17. Ceza Dairesi 2018/7754 E. , 2019/9119 K.
"İçtihat Metni"MAHKEMESİ :Asliye Ceza Mahkemesi
SUÇ : Hırsızlık
HÜKÜM : Mahkumiyet
Yerel mahkemece sanıklar hakkında hırsızlık suçundan verilen hükümler temyiz edilmekle, başvuruların süresi ve kararların niteliği ile suç tarihine göre dosya görüşüldü:
Dairemizce de benimsenen ve Yargıtay Ceza Genel Kurulu"nun 26.03.2013 günlü, 2012/6-1232 Esas ve 2013/106 Karar sayılı içtihadında belirtildiği üzere, çalınan malın 3. kişiye satılması halinde; 5237 sayılı TCK’nun 168. maddesinin uygulanabilmesi için hırsızlık suçunun failinin, sattığı yeri veya kişiyi söyleyerek çalınan malın, hırsızlık suçunun mağduruna iadesini sağlamasının tek başına yeterli olmadığı, failin bizzat pişmanlık göstererek, satın alan iyiniyetli ise; sattığı yeri veya kişiyi söyleyerek çalınan malın hırsızlık suçunun mağduruna iadesini sağlamasının yanında aynen geri verme veya tazmin suretiyle satın alanın zararını da gidermesi, kötü niyetliyse; satın alandan elde ettiği para veya sağladığı menfaati, kazanç müsaderesine konu edilmek üzere soruşturma makamlarına teslim etmesi gerekir. Esasen iyi niyetli olan satın alanda bulunan ve hırsızlık suçuna konu olan eşyaya el konulamaz. Hırsızlık suçuna konu eşyaya el konulmasına rağmen, failin satın alandan aldığı para veya sağladığı menfaatin satına alana iade edilmemesi halinde, satın alana Devlet eliyle haksızlık yapılmış olur.
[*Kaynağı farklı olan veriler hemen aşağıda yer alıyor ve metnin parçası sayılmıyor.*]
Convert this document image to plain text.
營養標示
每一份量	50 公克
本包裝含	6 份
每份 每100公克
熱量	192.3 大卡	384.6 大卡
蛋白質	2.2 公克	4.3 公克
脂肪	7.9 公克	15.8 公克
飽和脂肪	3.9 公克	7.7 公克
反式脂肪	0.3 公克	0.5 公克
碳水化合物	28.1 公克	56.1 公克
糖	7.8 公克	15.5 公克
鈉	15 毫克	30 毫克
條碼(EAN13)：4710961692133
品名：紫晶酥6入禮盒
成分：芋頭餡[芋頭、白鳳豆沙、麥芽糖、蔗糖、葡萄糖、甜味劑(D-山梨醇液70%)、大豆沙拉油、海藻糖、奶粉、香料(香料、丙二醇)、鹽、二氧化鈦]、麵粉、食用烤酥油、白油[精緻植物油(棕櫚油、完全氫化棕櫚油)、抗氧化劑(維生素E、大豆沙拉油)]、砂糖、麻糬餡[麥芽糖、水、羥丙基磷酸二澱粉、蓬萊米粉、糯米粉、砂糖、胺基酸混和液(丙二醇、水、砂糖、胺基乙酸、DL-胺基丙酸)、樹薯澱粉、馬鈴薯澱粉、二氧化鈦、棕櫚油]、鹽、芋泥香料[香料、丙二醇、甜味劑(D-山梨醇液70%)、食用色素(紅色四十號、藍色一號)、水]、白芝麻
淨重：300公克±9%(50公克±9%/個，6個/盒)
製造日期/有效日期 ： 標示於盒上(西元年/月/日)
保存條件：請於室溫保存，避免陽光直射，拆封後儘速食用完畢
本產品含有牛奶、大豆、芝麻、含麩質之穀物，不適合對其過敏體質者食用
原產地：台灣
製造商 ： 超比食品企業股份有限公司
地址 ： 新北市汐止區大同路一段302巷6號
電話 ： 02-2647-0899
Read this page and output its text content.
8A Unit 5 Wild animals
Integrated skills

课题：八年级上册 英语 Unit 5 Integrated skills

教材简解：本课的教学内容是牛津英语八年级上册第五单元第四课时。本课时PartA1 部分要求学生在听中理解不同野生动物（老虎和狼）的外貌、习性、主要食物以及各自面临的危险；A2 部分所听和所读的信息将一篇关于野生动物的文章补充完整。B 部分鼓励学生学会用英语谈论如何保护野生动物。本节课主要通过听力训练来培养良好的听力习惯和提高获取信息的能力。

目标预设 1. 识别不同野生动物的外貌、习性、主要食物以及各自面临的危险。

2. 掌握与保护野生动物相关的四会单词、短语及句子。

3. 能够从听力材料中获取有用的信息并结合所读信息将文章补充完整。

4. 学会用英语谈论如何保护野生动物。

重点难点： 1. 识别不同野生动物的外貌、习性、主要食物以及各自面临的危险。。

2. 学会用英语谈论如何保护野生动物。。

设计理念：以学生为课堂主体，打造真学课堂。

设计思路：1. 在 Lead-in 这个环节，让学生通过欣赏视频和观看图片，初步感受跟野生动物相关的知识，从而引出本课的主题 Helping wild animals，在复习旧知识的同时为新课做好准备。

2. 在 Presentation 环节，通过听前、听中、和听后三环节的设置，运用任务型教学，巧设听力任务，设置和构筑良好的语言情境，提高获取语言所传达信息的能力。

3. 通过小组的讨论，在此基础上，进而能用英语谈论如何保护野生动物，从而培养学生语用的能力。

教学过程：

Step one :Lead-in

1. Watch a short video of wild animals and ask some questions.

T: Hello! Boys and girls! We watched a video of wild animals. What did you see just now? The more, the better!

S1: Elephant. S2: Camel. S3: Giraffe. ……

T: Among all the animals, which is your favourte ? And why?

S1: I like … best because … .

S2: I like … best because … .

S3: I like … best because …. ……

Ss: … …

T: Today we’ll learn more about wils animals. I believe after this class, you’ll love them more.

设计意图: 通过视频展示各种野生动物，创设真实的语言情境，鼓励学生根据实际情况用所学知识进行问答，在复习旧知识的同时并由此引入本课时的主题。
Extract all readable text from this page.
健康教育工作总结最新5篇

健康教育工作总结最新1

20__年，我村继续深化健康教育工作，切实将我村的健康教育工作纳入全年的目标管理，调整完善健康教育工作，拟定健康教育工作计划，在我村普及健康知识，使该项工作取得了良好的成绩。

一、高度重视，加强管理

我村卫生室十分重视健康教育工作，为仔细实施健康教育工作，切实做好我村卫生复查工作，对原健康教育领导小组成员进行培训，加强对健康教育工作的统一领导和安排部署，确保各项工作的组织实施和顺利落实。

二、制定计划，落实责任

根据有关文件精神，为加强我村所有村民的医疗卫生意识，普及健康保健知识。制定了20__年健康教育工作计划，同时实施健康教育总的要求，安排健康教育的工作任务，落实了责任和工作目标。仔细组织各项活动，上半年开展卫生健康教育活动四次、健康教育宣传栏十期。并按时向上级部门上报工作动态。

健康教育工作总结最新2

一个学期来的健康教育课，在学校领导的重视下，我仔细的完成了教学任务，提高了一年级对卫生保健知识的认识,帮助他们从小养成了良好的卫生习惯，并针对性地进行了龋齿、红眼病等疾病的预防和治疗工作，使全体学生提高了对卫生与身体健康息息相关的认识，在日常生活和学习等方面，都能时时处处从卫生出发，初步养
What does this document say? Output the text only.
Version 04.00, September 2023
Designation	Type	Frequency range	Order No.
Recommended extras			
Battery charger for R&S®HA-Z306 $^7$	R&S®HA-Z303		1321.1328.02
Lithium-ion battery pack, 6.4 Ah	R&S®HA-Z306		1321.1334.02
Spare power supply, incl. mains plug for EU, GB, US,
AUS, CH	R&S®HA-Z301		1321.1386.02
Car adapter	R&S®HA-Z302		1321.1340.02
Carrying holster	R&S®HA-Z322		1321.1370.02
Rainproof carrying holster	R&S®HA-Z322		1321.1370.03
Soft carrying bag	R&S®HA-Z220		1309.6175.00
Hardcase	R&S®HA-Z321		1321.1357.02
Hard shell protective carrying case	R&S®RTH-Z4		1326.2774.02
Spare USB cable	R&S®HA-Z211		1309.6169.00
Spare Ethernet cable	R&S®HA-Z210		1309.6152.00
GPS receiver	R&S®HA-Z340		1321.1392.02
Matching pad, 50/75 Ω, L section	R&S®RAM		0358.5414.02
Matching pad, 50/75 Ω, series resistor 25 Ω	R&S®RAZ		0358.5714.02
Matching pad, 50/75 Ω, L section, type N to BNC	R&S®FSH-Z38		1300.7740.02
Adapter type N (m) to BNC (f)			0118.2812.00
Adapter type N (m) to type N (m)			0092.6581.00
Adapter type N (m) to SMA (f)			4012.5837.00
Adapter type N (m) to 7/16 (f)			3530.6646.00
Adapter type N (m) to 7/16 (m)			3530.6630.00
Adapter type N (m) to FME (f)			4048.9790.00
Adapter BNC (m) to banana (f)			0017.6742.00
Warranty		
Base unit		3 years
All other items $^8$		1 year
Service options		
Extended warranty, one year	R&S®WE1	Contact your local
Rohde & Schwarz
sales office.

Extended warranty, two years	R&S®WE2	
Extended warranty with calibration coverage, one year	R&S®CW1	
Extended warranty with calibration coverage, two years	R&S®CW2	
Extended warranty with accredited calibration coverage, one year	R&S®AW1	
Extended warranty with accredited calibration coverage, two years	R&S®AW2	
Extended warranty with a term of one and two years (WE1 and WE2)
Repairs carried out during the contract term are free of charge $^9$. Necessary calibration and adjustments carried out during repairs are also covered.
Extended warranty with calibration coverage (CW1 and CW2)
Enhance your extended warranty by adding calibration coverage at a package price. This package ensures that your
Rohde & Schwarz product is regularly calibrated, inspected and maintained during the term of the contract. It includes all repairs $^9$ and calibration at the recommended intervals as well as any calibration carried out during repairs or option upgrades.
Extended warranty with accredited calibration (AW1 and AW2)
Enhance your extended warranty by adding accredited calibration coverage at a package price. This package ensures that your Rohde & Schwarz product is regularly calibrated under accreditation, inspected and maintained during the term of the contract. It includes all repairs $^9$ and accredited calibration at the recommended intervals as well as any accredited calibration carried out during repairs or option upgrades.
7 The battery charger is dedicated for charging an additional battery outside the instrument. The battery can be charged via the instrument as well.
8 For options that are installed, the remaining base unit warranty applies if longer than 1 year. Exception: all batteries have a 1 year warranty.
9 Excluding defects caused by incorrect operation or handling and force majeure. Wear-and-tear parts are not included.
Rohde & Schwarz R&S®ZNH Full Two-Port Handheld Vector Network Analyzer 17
Somut olayda, satın alan hakkında TCK"nun 165. maddesinden işlem yapılıp yapılmadığı araştırılmadığı ve sanıkların, satın alana iyi niyetliyse onun zararını karşılamadan, kötü niyetliyse elde ettikleri kazancı kazanç müsaderesine konu edilmek üzere soruşturma makamlarına teslim etmeden ve müştekinin çalındığını beyan ettiği parasının teslim edilmemesi karşısında; müştekiye kısmi iadeye rızası olup olmadığı sorulmadan TCK"nun 168/1. maddesinin uygulanamayacağı gözetilmeden ve sanıklar hakkında etkin pişmanlık hükümlerinin uygulanması, suç tarihinin 30/09/2014 olduğu, 18/6/2014 tarihli ve 6545 sayılı Kanun"un 63. maddesiyle, 5237 sayılı Kanun"un 143. maddesindeki artırım oranının ""üçte birine kadar"" yerine “yarı oranında” şeklinde değiştirildiği, dolayısıyla söz konusu düzenlemenin suç tarihinden sonra yürürlüğe girdiğinin anlaşılması karşısında, aynı Kanun"un 7/2. maddesinde düzenlenen ""Suçun işlendiği zaman yürürlükte bulunan kanun ile sonradan yürürlüğe giren kanunların hükümleri farklı ise, failin lehine olan kanun uygulanır ve infaz olunur."" şeklindeki hüküm de göz önüne alındığında; sanıklar hakkında belirlenen temel ceza üzerinden TCK"nun 143. maddesine göre 1/2 oranında artırım yapılabileceği gözetilmeden, yazılı şekilde 1/4 oranında arttırım yapılarak eksik ceza tayini, aleyhe temyiz olmadığından ve Anayasa Mahkemesi"nin hükümden sonra 24/11/2015 gün ve 29542 sayılı Resmi Gazete"de yayımlanan 08/10/2015 tarih, 2014/140 Esas ve 2015/ 85 sayılı kararı ile TCK"nun 53. maddesinin (1) numaralı fıkrasının (b) bendine yönelik olarak vermiş olduğu iptal kararlarının da kapsam ve içerik itibarıyla infaz aşamasında mahallinde gözetilebileceğinden, bozma nedeni yapılmamıştır.
Dosya ve duruşma tutanakları içeriğine, toplanıp karar yerinde incelenerek tartışılan hukuken geçerli ve elverişli kanıtlara, gerekçeye ve hakimin takdirine göre, sanıklar ..., ...’ın temyiz nedenleri yerinde görülmemiş olduğundan reddiyle, eleştiriler dışında usul ve kanuna uygun bulunan hükümlerin tebliğnameye uygun olarak ONANMASINA, 17/06/2019 tarihinde oy birliğiyle karar verildi.